Po sezonie letnim rozpocznie się wymiana górnego pokładu spacerowego molo. W ten sposób ma się skończyć trwająca od kilku lat saga z odkształcającymi się deskami i wypadającymi śrubami, która rozpoczęła się zaraz po zakończeniu remontu w 2015 roku.
Pokład górny wykonany jest z relumy – desek z tworzywa sztucznego, które okazały się nietrafionym wyborem. Deski odkształcają się wyrywając śruby. Zostaną one wymienione na deski z drewna o odpowiednio wysokiej gęstości. Na wzór tych z pokładu dolnego, które nie nastręczają takich kłopotów.
-Na co dzień monitorujemy stan pokładu górnego, codziennie jakieś śruby wykręcamy lub wkręcamy, jeżeli jakieś deski się odkształcają, to też je wymieniamy – mówił podczas dzisiejszej komisji Skarg, Wniosków i Petycji Rady Miasta Jacek Banasiak, dyrektor Miejskiego Ośrodka Sportu i Rekreacji – W tym roku chcemy rozpocząć wymianę pokładu, po sezonie, by było to jak najmniej uciążliwe dla użytkowników molo.

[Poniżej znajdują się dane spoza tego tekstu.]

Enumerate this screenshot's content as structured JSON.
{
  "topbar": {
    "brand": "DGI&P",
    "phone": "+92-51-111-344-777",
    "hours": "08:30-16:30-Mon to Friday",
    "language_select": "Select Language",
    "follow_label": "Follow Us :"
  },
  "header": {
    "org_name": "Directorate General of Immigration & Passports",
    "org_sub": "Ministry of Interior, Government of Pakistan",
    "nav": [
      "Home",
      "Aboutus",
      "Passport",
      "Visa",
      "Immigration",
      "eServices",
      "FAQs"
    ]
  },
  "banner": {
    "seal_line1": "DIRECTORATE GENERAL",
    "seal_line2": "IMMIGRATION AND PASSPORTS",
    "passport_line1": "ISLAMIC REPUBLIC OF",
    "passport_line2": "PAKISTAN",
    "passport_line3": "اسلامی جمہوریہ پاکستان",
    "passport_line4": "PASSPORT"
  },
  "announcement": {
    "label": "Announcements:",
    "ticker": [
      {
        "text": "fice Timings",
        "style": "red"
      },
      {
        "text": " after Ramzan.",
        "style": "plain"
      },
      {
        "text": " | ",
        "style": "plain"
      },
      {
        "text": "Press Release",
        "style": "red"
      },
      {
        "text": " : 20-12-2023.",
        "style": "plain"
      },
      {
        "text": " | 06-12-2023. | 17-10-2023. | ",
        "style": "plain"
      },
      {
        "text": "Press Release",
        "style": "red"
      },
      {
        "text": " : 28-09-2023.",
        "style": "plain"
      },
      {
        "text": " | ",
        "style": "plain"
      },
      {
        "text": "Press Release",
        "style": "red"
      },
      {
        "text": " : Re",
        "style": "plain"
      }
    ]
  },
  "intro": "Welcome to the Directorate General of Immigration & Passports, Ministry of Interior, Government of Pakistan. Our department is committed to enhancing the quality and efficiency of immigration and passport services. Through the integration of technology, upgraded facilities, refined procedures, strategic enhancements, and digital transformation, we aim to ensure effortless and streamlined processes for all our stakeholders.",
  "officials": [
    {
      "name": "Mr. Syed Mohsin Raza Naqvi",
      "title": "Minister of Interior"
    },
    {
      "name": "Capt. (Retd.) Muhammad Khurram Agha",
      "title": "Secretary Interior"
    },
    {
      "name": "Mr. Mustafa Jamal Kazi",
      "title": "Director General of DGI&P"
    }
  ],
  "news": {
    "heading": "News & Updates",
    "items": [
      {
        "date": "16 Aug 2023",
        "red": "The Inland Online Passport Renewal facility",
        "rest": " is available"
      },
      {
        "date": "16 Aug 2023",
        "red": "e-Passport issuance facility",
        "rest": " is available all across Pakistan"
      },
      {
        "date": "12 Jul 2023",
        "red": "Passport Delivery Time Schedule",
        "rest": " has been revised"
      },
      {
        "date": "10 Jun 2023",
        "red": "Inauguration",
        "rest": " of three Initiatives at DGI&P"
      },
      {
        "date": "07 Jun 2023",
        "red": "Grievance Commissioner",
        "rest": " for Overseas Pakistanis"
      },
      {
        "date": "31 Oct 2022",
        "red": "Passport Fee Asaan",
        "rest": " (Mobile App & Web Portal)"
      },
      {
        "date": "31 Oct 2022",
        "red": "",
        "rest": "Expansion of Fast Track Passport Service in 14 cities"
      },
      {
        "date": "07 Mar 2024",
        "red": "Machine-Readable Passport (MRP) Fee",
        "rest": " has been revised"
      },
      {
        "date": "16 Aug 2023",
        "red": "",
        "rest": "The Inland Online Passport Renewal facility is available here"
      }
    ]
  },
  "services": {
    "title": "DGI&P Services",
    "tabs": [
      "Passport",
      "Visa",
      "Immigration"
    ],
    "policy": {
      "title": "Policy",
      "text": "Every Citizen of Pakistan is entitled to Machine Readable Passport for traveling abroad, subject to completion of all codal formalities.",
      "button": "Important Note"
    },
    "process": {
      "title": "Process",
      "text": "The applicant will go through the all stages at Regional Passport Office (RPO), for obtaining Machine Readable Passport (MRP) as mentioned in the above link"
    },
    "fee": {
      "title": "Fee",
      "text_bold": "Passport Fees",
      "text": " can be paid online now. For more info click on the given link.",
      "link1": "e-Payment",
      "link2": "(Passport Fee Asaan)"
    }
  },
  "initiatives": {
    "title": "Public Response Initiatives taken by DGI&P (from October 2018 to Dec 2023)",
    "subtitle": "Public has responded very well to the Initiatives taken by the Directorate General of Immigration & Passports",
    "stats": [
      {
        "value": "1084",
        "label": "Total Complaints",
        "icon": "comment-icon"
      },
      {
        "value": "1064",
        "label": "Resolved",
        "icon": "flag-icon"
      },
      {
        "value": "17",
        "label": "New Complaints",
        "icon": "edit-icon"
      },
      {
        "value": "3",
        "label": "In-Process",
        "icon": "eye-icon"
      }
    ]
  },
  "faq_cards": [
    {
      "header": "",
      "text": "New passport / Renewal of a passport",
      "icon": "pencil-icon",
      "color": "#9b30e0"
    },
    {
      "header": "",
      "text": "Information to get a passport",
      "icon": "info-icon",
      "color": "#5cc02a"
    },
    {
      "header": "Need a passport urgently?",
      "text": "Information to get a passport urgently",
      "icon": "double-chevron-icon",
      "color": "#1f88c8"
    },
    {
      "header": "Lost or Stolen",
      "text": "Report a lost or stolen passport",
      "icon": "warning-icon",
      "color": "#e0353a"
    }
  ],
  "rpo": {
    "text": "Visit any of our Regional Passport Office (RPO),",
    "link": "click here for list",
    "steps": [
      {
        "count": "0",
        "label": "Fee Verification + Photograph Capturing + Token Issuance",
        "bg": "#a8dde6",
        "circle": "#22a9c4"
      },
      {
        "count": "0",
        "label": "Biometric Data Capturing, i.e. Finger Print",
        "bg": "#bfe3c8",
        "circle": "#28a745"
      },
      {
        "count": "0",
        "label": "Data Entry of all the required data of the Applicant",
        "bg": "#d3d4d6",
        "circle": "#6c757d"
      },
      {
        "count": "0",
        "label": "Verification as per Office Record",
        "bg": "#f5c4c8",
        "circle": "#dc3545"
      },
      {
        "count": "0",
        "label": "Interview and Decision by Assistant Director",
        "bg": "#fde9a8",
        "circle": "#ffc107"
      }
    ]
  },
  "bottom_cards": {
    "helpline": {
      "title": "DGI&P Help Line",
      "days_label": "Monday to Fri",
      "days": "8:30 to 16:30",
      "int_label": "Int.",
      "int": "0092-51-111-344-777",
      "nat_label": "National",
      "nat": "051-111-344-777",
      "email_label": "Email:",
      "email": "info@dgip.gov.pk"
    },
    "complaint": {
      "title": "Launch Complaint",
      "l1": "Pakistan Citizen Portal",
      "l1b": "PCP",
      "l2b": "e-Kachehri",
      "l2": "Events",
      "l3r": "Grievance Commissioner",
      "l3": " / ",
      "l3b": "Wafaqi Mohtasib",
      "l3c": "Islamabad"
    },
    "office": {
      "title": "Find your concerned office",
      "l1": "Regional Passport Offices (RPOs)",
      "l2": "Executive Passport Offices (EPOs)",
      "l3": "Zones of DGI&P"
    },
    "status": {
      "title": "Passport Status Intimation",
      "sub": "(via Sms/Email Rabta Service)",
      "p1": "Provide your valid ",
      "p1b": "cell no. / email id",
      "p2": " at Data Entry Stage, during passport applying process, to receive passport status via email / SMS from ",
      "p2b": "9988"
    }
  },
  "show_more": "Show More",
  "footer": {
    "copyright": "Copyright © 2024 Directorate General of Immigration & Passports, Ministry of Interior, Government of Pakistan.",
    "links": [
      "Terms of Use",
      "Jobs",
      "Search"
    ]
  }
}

Podczas ostatniej sesji Rady Miasta radni zabezpieczyli już na ten cel 1,5 mln zł. Przypomnijmy, że wykonawca remontu pomostu z 2015 roku finalnie zapłacił za błędy, choć w części ma za nie odpowiadać projektant, który zaprojektował takie, a nie inne materiały budowlane.